SteuerNews
Rund 4,4 Millionen Privathaushalte beschäftigen hierzulande eine Haushaltshilfe - davon sind aber nur 275.000 Hilfen bei der Minijobzentrale angemeldet. Das Institut der deutschen Wirtschaft (IW) geht davon aus, dass neun von zehn Minijobbern schwarzarbeiten. In einer repräsentativen Umfrage hat das Institut bei den Privathaushalten nach den Gründen für die illegale Beschäftigung gefragt.
Das Ergebnis: Viele Haushalte sind der Meinung, dass sie gar keine Schwarzarbeit beauftragen, sondern nur steuerfreie Nachbarschaftshilfe in Anspruch nehmen. Dies ist allerdings nicht korrekt. Zwar kann gelegentliche Unterstützung im Haushalt als Nachbarschaftshilfe unversteuert bleiben. Bei regelmäßiger, bezahlter Unterstützung handelt es sich aber um eine illegale Beschäftigung.
Weitere häufige Antwort im Rahmen der Umfrage war, dass viele Haushalte eine legale Beschäftigung gegenüber einer illegalen Beschäftigung für zu teuer halten. Häufig kann auch dieses Argument entkräftet werden, denn Privathaushalte zahlen für angemeldete Minijobber im Regelfall nur Abgaben von 14,62 % auf den Minijob-Lohn.
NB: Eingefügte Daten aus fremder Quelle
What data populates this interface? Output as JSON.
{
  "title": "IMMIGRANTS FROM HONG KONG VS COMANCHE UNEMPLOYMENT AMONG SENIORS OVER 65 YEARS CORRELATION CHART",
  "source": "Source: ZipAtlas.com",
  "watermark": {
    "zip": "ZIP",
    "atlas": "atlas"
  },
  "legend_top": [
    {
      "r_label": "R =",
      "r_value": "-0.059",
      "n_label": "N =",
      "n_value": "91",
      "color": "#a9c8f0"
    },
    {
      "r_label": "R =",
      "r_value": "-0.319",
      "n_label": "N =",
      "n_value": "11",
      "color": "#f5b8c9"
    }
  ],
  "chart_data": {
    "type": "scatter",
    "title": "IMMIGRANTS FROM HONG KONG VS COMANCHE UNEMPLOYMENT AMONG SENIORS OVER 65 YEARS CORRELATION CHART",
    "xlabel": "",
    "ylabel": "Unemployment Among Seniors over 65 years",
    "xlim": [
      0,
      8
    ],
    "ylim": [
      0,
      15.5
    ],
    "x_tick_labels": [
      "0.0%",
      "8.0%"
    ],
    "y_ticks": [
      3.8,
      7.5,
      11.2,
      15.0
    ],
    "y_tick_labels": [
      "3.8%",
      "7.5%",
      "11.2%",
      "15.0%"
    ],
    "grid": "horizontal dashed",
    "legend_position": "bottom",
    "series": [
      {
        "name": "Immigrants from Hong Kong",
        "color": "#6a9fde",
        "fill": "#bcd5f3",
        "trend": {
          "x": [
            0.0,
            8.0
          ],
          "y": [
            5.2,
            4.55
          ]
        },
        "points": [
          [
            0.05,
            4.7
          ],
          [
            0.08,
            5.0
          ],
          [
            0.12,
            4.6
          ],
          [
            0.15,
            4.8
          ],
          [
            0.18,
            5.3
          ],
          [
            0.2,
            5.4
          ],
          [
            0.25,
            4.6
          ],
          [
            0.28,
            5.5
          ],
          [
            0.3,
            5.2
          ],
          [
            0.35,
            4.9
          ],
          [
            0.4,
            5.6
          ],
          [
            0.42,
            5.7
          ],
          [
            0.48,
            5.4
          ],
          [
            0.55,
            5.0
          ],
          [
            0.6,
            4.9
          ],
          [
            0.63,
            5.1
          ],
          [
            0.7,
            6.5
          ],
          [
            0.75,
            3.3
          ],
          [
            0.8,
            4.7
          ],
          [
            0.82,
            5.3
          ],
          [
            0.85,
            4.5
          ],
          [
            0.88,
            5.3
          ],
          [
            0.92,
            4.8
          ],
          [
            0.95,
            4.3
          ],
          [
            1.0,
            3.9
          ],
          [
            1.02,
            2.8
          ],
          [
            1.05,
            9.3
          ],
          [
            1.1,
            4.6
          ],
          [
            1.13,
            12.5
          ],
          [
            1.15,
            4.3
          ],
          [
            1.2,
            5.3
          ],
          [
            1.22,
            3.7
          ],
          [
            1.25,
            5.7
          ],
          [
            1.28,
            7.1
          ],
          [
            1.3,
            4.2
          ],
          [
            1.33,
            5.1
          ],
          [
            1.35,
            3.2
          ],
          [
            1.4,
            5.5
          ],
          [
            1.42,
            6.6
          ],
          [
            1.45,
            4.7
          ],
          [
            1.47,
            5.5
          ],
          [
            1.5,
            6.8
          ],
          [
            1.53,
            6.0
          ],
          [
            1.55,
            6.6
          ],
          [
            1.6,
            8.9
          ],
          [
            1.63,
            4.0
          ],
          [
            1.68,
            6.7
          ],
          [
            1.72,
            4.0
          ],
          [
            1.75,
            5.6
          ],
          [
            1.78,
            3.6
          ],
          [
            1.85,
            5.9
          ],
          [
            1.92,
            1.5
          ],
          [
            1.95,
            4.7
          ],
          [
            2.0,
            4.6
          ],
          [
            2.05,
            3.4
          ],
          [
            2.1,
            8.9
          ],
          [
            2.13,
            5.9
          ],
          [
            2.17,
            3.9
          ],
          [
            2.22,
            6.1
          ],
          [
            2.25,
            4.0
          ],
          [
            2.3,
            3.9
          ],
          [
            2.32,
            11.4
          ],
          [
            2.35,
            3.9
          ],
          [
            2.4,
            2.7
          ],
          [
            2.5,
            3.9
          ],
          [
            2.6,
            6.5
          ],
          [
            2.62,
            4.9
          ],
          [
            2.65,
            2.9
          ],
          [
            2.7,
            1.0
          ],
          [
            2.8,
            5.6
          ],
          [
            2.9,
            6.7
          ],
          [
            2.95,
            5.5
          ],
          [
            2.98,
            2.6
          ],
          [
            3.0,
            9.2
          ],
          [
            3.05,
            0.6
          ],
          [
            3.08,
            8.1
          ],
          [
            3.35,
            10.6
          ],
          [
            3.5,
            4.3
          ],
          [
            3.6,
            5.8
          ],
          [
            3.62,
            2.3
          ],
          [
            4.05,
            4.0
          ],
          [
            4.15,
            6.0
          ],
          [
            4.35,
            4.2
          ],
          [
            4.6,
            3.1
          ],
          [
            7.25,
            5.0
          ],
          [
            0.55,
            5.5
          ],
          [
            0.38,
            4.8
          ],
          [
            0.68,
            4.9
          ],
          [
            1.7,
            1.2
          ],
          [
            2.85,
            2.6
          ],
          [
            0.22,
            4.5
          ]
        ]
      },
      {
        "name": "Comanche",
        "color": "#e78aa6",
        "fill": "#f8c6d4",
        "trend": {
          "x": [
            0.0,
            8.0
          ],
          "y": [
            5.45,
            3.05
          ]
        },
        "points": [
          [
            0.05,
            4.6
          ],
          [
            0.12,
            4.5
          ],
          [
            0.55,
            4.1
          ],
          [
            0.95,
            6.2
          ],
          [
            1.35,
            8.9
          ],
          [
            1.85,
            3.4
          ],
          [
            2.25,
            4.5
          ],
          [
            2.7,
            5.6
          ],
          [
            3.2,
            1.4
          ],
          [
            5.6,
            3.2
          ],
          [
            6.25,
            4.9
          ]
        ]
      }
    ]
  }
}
Im Gegenzug gewährt der Fiskus dem Haushalt bei legalen Minijobs aber einen Steuerbonus für haushaltsnahe Dienstleistungen von 20 % des Lohns (max. 510 EUR pro Jahr), der im Einkommensteuerbescheid zum Abzug kommt, so dass die Steuerersparnis oft sogar höher ausfällt als die Abgabenlast. Weiterer Vorteil einer legalen Beschäftigung: Wenn der Haushaltshilfe bei der Arbeit etwas zustößt, springt die Unfallversicherung ein. Der Auftraggeber musst also keine Haftung befürchten.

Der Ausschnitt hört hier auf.